|
Público - 20 Jan 03
Radicais e Reformistas
Por MÁRIO PINTO
1. Devo muito à sorte de, logo após a minha licenciatura coimbrã em Direito,
me ter integrado, entusiástica e esforçadamente, num grupo lisboeta de
fraternos amigos, sobretudo economistas, em que com eles me empenhei no
estudo dos problemas sociais numa perspectiva interdisciplinar. Fui então
obrigado a aprender alguma economia, sociologia e ciência política, a
ponto de ter chegado a considerar-me um jurista
arrependido. É verdade que também dei um contributo
específico pessoal na área do Direito do Trabalho, ao
tempo inexistente nos planos curriculares das licenciaturas de Direito - até
em Espanha havia, mas em Portugal, não! Do que aliás muito me honro. Mas
nunca mais regressei ao cultivo "exclusivo" do Direito, embora tenha
centrado no seu ensino a minha vida docente.
Entre muitas descobertas para mim deslumbrantes nos milhentos livros de
várias ciências sociais que esforçadamente fomos acumulando no saudoso
Gabinete de Investigações Sociais (GIS), recordei-me recentemente de uma
(não das mais importantes, diga-se), que incluía uma teorização
psico-sociológica. A questão era a de tentar caracterizar os
temperamentos políticos, ou ideológicos. Sendo evidente
que há homens e mulheres inteligentes e honestos na
direita como na esquerda política, e até nos extremos de
ambas estas posições, podemos nós obter uma explicação, para
cada caso? Porque é que (perante uma mesma situação social) uma tal
pessoa é de esquerda? E uma tal outra é de direita? E
outra ainda de centro? -porque o centro existe, no
espectro partidário como igualmente em cada uma das
ideologias. Muitas vezes possuem a mesma posição sócio-económica, são
irmãos, estudaram na mesma escola, possuem a mesma cultura e a mesma
educação. Admitindo que estes factores sejam importantes, eles não
explicam, portanto, toda a realidade. Haveria, então,
"temperamentos" políticos, de direita e de esquerda, de
centro e de extremo?
Num tempo como era aquele nosso português dos anos 60, esta questão era
interessante. Claro que havia o outro lado, o das ideologias. Este também
o estudámos, e há resultados publicados. De onde depois
evoluímos (com destaque para Sedas Nunes, o pai da
moderna sociologia portuguesa) para a epistemologia e as
doutrinas políticas, com diferenças entre nós.

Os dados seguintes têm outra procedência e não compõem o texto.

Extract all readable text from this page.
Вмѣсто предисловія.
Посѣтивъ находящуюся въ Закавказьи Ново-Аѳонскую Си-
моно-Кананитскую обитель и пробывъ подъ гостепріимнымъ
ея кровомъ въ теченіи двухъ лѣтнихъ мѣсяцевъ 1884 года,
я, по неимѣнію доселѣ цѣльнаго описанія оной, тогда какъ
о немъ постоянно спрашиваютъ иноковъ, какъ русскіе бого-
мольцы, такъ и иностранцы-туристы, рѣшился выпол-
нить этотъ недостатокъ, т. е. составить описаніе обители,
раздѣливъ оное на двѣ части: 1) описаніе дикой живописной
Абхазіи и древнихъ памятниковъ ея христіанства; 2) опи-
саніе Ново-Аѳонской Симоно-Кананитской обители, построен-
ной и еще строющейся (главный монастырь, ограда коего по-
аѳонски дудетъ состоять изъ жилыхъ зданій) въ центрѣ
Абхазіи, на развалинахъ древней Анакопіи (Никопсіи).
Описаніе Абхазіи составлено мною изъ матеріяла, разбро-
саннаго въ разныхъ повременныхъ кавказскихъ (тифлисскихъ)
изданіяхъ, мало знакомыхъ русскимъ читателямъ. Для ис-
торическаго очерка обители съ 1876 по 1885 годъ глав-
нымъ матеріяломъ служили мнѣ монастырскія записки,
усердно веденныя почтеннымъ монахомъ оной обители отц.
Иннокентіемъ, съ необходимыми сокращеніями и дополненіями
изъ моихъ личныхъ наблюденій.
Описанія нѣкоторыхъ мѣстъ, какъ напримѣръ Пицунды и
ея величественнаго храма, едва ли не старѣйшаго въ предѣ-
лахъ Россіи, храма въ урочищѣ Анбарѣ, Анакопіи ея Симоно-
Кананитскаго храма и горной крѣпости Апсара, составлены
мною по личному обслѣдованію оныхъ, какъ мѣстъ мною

2. Porque recordo estas coisas? Porque se repetem hoje, por exemplo nas
contrastadas posições perante o projecto do Código de Trabalho e perante
as evidentes dificuldades económicas e sociais que o País
atravessa.
No conjunto das diversas posições e análises, certas declarações tendem para
o simplismo de um radicalismo utópico em vista de subidos ideais. Mas
outras posições há que, de forma evidente, levam mais em
conta a interpelação que nos vem das realidades, tais
como são apuradas nas análises científicas -
designadamente do panorama económico, social e cultural do país, que é (não
há dúvidas nem desculpas) resultado do sistema que temos tido e
praticado.
Na perspectiva implicitamente reformista (e portanto não apenas
esconjuratória e resistente à mudança), destaco dois artigos recentes,
saídos no "Expresso" do passado dia 11, um de João Carlos Espada, em que
se dá uma pintura impressionista e impressionante da
realidade portuguesa, e outro do Presidente da República,
que não desdenhou descer à arena da análise e da opinião
num artigo notável, que só me espanta não tenha merecido
mais comentário. Lamentavelmente, a "comunicação" privilegia a
abordagem da intriga política: mais lhe interessa explorar a questão de
saber se o Presidente vai fazer oposição política ao Governo ou em
alternativa comprometer-se com ele (a mediática questão da coabitação).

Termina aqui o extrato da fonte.